Federal records disclosed this month show the FTC recently awarded a one-year contract to Innovative Discovery LLC, an Arlington, Virginia-based provider of electronic discovery technology, to provide a secure litigation support service. Justifying the agency's decision not to open a competitive bidding process, the FTC said it “faces usual and compelling circumstances that require the immediate initiation of this pilot.”

“The FTC is entering into an unprecedented year of investigations and litigation, including its investigation into the Equifax data breach and an usually high number of forensic data acquisitions in fraud cases,” agency officials wrote. The contract, they added, “is essential to enabling the FTC to successfully conduct investigations and litigation to stop consumer harm, thus enabling the agency to accomplish its mission.”

According to a federal database of agency expenditures, the FTC is spending $2.75 million for the service. The contract was awarded Sept. 29.

The contracting document—called a “Justification for Other than Full and Open Competition,” or JOFOC—underscores the gravity of the challenge before the FTC as it wades into one of the largest data breaches in U.S. history. Last month, the FTC took the unusual step of confirming that it is investigating Equifax over a hack that compromised the personal information of 145 million people—nearly half the U.S. population. Numerous lawsuits have piled up against the company.
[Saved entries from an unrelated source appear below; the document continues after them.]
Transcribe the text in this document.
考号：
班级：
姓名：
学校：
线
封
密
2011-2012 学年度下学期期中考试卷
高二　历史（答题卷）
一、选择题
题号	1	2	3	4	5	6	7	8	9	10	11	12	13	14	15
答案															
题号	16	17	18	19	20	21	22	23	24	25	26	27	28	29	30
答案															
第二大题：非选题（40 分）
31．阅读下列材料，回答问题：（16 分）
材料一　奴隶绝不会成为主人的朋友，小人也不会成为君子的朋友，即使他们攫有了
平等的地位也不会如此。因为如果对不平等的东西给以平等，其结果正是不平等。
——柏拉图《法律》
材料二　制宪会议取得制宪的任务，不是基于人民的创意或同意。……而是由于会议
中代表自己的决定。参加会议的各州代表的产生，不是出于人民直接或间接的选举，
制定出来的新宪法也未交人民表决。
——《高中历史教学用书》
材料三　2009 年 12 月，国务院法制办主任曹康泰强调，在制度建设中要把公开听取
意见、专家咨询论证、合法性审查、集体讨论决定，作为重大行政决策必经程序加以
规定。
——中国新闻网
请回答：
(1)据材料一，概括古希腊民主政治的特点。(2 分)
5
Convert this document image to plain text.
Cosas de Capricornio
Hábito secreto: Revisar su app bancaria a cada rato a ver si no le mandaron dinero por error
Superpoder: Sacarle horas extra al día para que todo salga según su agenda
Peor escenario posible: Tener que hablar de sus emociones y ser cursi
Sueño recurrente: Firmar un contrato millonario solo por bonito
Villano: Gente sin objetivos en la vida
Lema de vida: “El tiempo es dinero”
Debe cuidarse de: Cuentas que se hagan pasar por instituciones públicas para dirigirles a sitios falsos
The agency is entering the Equifax probe somewhat shorthanded. Nearly nine months into the Trump administration, three of the FTC's five seats remain vacant, and no one has been nominated to fill them.

Meanwhile, Thomas Pahl, the interim head of the FTC's consumer protection division has recused himself from the Equifax investigation because of his past representation of the credit bureau while at the law firm Arnall Golden Gregory. A deputy, FTC veteran Daniel Kaufman, is leading the Equifax investigation.

In recent years, the FTC has asserted itself as the top cop on the cybersecurity beat, taking action against companies such as Wyndham Hotels and Resorts and Ashley Madison—the dating site marketed to those looking to have affairs—over lax data protections.

Terrell McSweeney, one of the two sitting commissioners at the agency, recently said in an interview with the Daily Princetonian that Congress should give the agency “more authority to penalize companies if they aren't adequately securing very sensitive information that they have.” She added: “I firmly believe we need stronger data security protections, stronger privacy protections, stronger rights around our own data as consumers in the digital age.”

The FTC may not be alone in investigating the Equifax breach. Days after Equifax learned of the breach but weeks before the public disclosure, three managers sold off a combined $1.8 million in company stock. The sales of those shares have prompted calls for the U.S. Securities and Exchange Commission to launch an insider-trading investigation.

Richard Smith, the former Equifax CEO who retired in the fallout from the breach, endured three days of grilling last week on Capitol Hill. Legal teams from King & Spalding, DLA Piper and Quinn Emanuel Urquhart & Sullivan were in the hearing rooms for Smith and the company.